Cisco Umbrella Threat intelligence: We don’t just connect the dots, we are the dots
When you analyze over 620 billion internet requests a day, you see what other security solutions miss
Using threat intelligence to see cyber attacks before they launch
We see the relationships between malware, domains, and networks across the internet. Similar to how Amazon learns from shopping patterns to suggest the next purchase, our threat analysis learns from internet activity patterns to automatically identify attacker infrastructure being staged for the next threat.
Attacks don’t just suddenly happen
The development lifecycle to create new attacks is similar to that of new applications. An app developer builds something, tests it, and then launches it. Attackers do the same, which requires infrastructure, malware, and a web or email delivery scheme. While they modify and create new malware (e.g. ransomware variants) and draft new phishing emails, attackers often reuse the exact same infrastructure (e.g. web servers and IPs) for multiple attacks — leaving behind cyber fingerprints. We focus our cyber threat analysis on identifying those fingerprints, so we can pinpoint current attacks and even uncover emerging threats being staged.

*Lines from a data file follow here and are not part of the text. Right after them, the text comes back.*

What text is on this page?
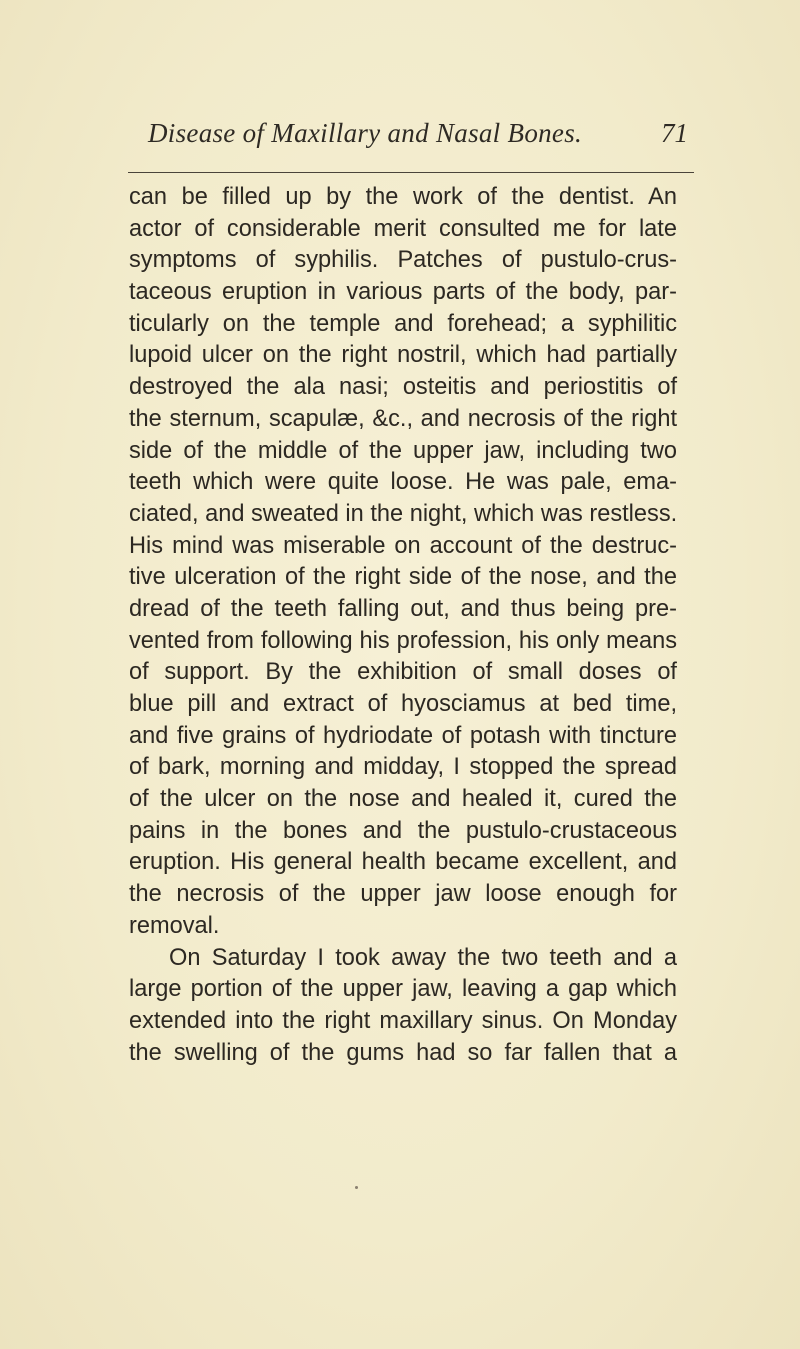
Disease of Maxillary and Nasal Bones.	71
can be filled up by the work of the dentist. An
actor of considerable merit consulted me for late
symptoms of syphilis. Patches of pustulo-crus-
taceous eruption in various parts of the body, par-
ticularly on the temple and forehead; a syphilitic
lupoid ulcer on the right nostril, which had partially
destroyed the ala nasi; osteitis and periostitis of
the sternum, scapulæ, &c., and necrosis of the right
side of the middle of the upper jaw, including two
teeth which were quite loose. He was pale, ema-
ciated, and sweated in the night, which was restless.
His mind was miserable on account of the destruc-
tive ulceration of the right side of the nose, and the
dread of the teeth falling out, and thus being pre-
vented from following his profession, his only means
of support. By the exhibition of small doses of
blue pill and extract of hyosciamus at bed time,
and five grains of hydriodate of potash with tincture
of bark, morning and midday, I stopped the spread
of the ulcer on the nose and healed it, cured the
pains in the bones and the pustulo-crustaceous
eruption. His general health became excellent, and
the necrosis of the upper jaw loose enough for
removal.
On Saturday I took away the two teeth and a
large portion of the upper jaw, leaving a gap which
extended into the right maxillary sinus. On Monday
the swelling of the gums had so far fallen that a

Datasets must be diverse, global, and live
Daily internet requests
Leveraging threat intelligence from Cisco Talos, one of the largest commercial threat intelligence teams in the world, Umbrella uncovers and blocks a broad spectrum of malicious domains, URLs, and files that are being used in attacks.
Umbrella gathers 620 billion internet requests from over 24K+ customers spanning 190 countries every day at the moment a request is made. Our real-time DNS data is also enriched with diverse public and private data feeds. With such a massive and diverse data set, our threat analysis can uncover patterns that signal malicious behavior.
Making discoveries through DNS resolution
We analyze the request patterns to detect many types of threats and anomalies. For example, we can determine if a system is compromised based on the types of requests it’s making. If a device is making requests to a number of known-bad domains, it’s more likely to be compromised. The user requests patterns across our user base give us great insight into potential threats.
In the second part of the process, if our global cache doesn’t have a non-expired response to the request, then we recursively contact all of the nameservers that are authoritative for the domain requested. This process gathers authoritative logs for virtually every domain daily, which we use to find newly staged infrastructures and other types of anomalies.
A new approach to security research
There is no army of security researchers big enough to manually identify every threat. We look at things differently. The Cisco Umbrella security researchers take mathematical concepts and find new ways to apply them to security data — helping us uncover threats before attacks even launch. Our security researchers leverage advanced data mining techniques, 3D data visualization, and security domain expertise to develop the statistical models behind our threat intelligence and analysis.
Efficacy is king
Threat intelligence is one thing, but you also need to act on all of that data. Cisco Umbrella has the horsepower to actively process and enforce more than 170 million malicious DNS queries per day. And we’re constantly discovering new vulnerabilities — 200+ new vulnerabilities are found every year. Plus, Umbrella can be deployed enterprise-wide in minutes — making it one of the easiest ways to start protecting users.